The risk of corporate bonds going bankrupt and thereby having a default is known as default risk. It is the risk associated with bonds whereby, the borrowers fail to pay the pre-determined amount of interest along with the principal at the time of maturity.
What is Default Premium?
When the corporate bonds have the chances of defaulting, they must do something to lure the investors to buy their bonds instead of buying only government bonds. The lure comes as a default premium along with the bonds.
The default premium is a premium amount of money associated with the bond that is paid extra along with the interest and principal. The sole aim of default premium is to cover any uncertain conditions in the future where the borrowers go bankrupt.
It is to be noted that all corporate bonds do not fail to pay the returns and principal as pre-determined while issuing the bonds. But, it is in comparison with government bonds' performance that default risk and default premium become prevalent in general.
There are other takeaways available with corporate bonds. Usually, the return rate of corporate bonds is palpably higher than government bonds. So, the yield of corporate bonds is measurably higher than government bonds. Therefore, investors seeking higher returns and willing to take the risk should approach corporate bonds instead of government ones.

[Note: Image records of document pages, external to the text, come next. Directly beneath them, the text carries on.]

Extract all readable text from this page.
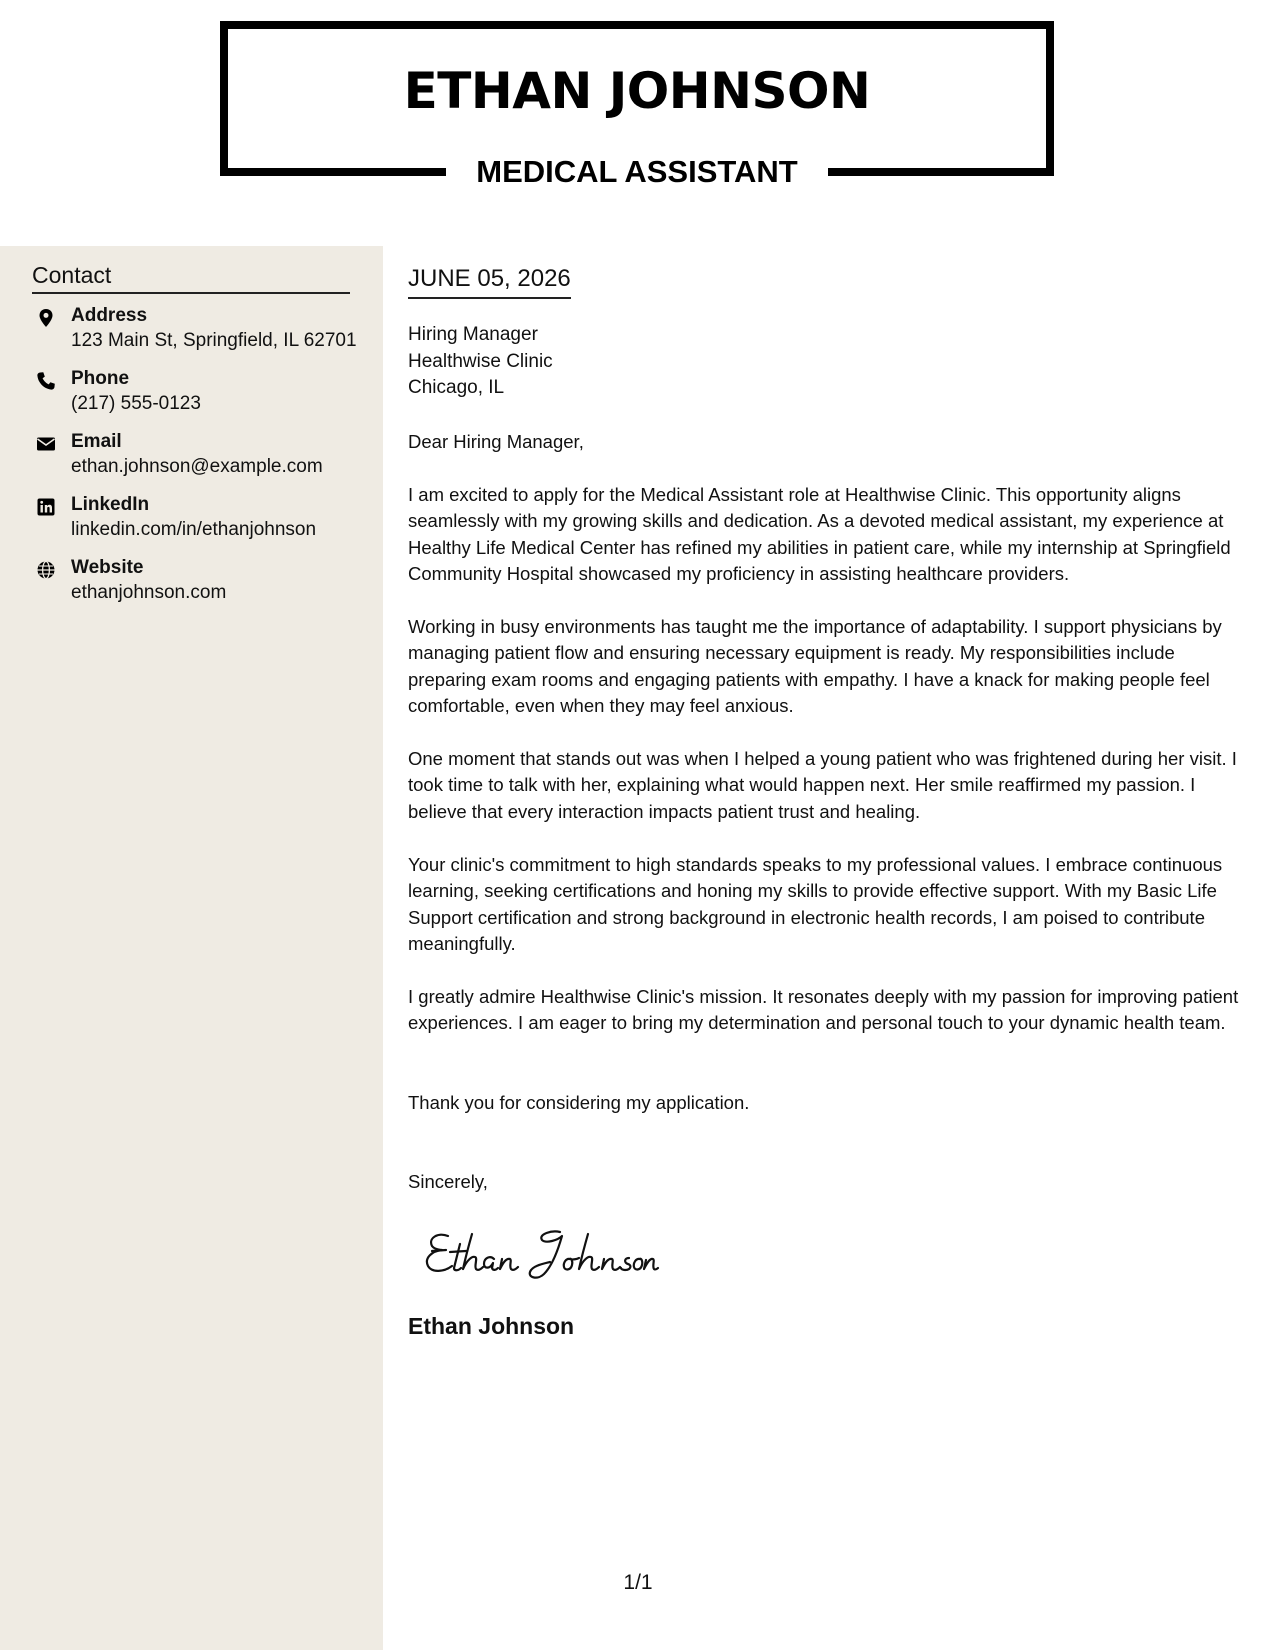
ETHAN JOHNSON
MEDICAL ASSISTANT
Contact
Address
123 Main St, Springfield, IL 62701
Phone
(217) 555-0123
Email
ethan.johnson@example.com
LinkedIn
linkedin.com/in/ethanjohnson
Website
ethanjohnson.com
JUNE 05, 2026
Hiring Manager
Healthwise Clinic
Chicago, IL
Dear Hiring Manager,

I am excited to apply for the Medical Assistant role at Healthwise Clinic. This opportunity aligns seamlessly with my growing skills and dedication. As a devoted medical assistant, my experience at Healthy Life Medical Center has refined my abilities in patient care, while my internship at Springfield Community Hospital showcased my proficiency in assisting healthcare providers.

Working in busy environments has taught me the importance of adaptability. I support physicians by managing patient flow and ensuring necessary equipment is ready. My responsibilities include preparing exam rooms and engaging patients with empathy. I have a knack for making people feel comfortable, even when they may feel anxious.

One moment that stands out was when I helped a young patient who was frightened during her visit. I took time to talk with her, explaining what would happen next. Her smile reaffirmed my passion. I believe that every interaction impacts patient trust and healing.

Your clinic's commitment to high standards speaks to my professional values. I embrace continuous learning, seeking certifications and honing my skills to provide effective support. With my Basic Life Support certification and strong background in electronic health records, I am poised to contribute meaningfully.

I greatly admire Healthwise Clinic's mission. It resonates deeply with my passion for improving patient experiences. I am eager to bring my determination and personal touch to your dynamic health team.

Thank you for considering my application.
Sincerely,
Ethan Johnson
1/1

On the other hand, investors with low appetites and those who don't mind low returns should go for government bonds. These bonds usually never fail to pay the returns and hence are a good option for people who want low volatility and bankruptcy.
Points to Note
It is important to read the terms and conditions of a bond before buying it. Some companies may offer bankruptcy protection while others may not provide it.
Default risk is negligible in case of government bonds. They, however, offer lower returns too.
All corporate bonds do not fail and hence default premium comes as a double reward in the case of corporate bonds.